SAN RAFAEL (KPIX 5) -- Today, one in ten elementary and middle school students are learning how to code, and thousands of instructors are learning how to teach programming, because of twin brothers with a single vision.

Children participating in one of Ali and Hadi Partovi's workshop think they're playing video games. They're amazed to discover they're actually programming.

"You get to make things with characters," explained eight-year-old Lucy MacPherson at a recent event in San Rafael.

"I really want to create my own game," added 9-year-old Ryan Judge.

The students are learning the Hour of Code, an introduction to programming created by the Partovi brothers.

John Pearce of Mill Valley's GATE program invited kids and their parents to the San Rafael workshop.

"I think Ali and his brother are a national treasure," Pearce said. "What they've done is absolutely wonderful."

The brothers founded the nonprofit Code.org in 2013. The goal is to get every school to teach computer science.

"Here we are living in Silicon Valley, everything revolves around technology, and then most of our schools don't teach the basic ABC's of how it works under the hood!" said Hadi.

Code.org's message: don't just play video games, create them.
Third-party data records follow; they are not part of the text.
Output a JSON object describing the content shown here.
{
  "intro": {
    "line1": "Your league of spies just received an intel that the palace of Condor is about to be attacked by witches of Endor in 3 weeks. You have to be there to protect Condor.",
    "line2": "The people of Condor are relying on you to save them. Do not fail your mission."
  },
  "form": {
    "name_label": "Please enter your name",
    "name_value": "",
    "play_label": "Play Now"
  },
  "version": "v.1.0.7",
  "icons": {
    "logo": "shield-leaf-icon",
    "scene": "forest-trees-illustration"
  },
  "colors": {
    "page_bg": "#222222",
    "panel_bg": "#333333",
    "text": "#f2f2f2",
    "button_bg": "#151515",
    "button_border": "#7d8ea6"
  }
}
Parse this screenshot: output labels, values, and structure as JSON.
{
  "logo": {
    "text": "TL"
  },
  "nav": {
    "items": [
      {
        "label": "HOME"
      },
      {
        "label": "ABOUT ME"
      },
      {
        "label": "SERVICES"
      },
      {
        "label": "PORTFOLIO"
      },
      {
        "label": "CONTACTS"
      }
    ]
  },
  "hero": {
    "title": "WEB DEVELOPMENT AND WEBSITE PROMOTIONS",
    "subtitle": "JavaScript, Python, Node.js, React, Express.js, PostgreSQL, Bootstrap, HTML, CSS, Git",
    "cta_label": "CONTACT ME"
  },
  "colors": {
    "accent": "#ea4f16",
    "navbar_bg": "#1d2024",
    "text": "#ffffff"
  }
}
Don't just use your smart phone, program it. The organization reports that so far, more than 100,000,000 students have completed one Hour of Code, even President Obama at a White House event.

Sixteen states changed graduation policies so that computer science now counts as math and science for high school graduation. The biggest change: in Arkansas, where every school must teach computer science. California recently passed a bill allowing school districts to make their own choice.

As boys growing up in Iran, Hadi and Ali programmed their own video games. The identical twins tell the story together:

"There was Islamic Revolution and totalitarian regime and war broke out," Hadi remembered.

"I remember being scared," Ali added.

"Our father brought home a computer, a Commodore 64," Hadi continued.

Ali picked up the memory: "We lived in a place with no hope and this was a place where we could immerse ourselves in a different world."

Later, they graduated from Harvard, and each sold his own startup to Microsoft.

Today, Ali is based in the Bay Area; Hadi, in Seattle. The twins, who grew up side-by-side, are still working in tandem, sharing their childhood joy of coding.

"The moment (children) realize they can actually do this..." Hadi began.

"You can totally see that light go off for people," Ali finished.

"That's the real joy in the work we do," Hadi added.

So for introducing millions of students to programming, this week's Jefferson Award in the Bay Area goes to Hadi and Ali Partovi.